By ANN BROWN
Evaldas Rimasauskas of Lithuania scammed $122 million from Facebook and Google. And it was surprisingly easy. All he did was send the two tech giants bills for items they hadn’t purchased and for services and products he hadn’t provided, yet they paid without even checking out the invoices.
Alas, he was caught and Rimasauskas has “plead guilty to US wire fraud, aggravated identity theft, and money laundering charges, admitting that he had stolen $99m from Facebook and $23m from Google between 2013 and 2015,” Boing Boing reported.
He was thorough in his scam. He “forged invoices, contracts, and letters that falsely appeared to have been executed and signed by executives and agents of the Victim Companies, and which bore false corporate stamps embossed with the Victim Companies’ names, to be submitted to banks in support of the large volume of funds that were fraudulently transmitted via wire transfer.” He also created fake emails that seemed to have been sent to him from corporate execs.

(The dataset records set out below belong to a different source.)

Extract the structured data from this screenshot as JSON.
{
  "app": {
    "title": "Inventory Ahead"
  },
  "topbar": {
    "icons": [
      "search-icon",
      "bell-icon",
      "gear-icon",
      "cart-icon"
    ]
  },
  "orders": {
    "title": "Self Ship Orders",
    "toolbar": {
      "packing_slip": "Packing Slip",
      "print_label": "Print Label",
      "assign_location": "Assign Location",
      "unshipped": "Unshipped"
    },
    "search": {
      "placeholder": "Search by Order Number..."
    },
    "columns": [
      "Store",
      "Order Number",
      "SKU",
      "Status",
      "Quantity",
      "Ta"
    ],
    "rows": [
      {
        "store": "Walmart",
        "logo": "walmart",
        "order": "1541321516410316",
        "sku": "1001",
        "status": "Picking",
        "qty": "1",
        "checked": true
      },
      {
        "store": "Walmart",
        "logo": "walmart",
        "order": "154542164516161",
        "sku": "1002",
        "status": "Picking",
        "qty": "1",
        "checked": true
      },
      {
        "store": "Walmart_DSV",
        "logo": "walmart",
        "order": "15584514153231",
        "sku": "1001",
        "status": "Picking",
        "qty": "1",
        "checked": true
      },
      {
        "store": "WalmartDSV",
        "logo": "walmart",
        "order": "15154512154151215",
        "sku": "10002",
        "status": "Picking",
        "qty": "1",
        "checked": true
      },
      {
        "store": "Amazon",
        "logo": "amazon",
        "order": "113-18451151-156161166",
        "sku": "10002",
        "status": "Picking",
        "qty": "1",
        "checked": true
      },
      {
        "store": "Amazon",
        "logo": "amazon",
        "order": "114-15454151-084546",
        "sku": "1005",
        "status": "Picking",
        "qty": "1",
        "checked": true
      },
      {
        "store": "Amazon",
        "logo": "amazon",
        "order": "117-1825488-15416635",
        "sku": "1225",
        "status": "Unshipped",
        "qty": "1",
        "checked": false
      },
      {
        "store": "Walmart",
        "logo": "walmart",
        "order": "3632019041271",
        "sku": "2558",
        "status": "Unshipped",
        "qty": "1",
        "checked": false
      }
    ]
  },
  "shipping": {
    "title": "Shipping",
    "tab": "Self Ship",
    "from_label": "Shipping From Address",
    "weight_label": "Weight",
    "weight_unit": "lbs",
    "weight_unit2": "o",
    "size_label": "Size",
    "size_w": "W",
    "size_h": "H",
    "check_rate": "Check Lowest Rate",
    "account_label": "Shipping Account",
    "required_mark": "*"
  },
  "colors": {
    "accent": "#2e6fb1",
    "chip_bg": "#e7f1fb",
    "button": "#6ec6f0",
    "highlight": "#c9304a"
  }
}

In the invoices, Rimasauskas, a well-known international money launderer, was pretending to be the giant Taiwanese hardware manufacturer Quanta Computer Inc. He even registered a company in Latvia with the same name.
As part of his plea deal, agreed to return about $50 million (there has not been any information about the other $73 million he took).
Rimasauskas, who will be sentenced on July 29, faces up to 30 years in prison.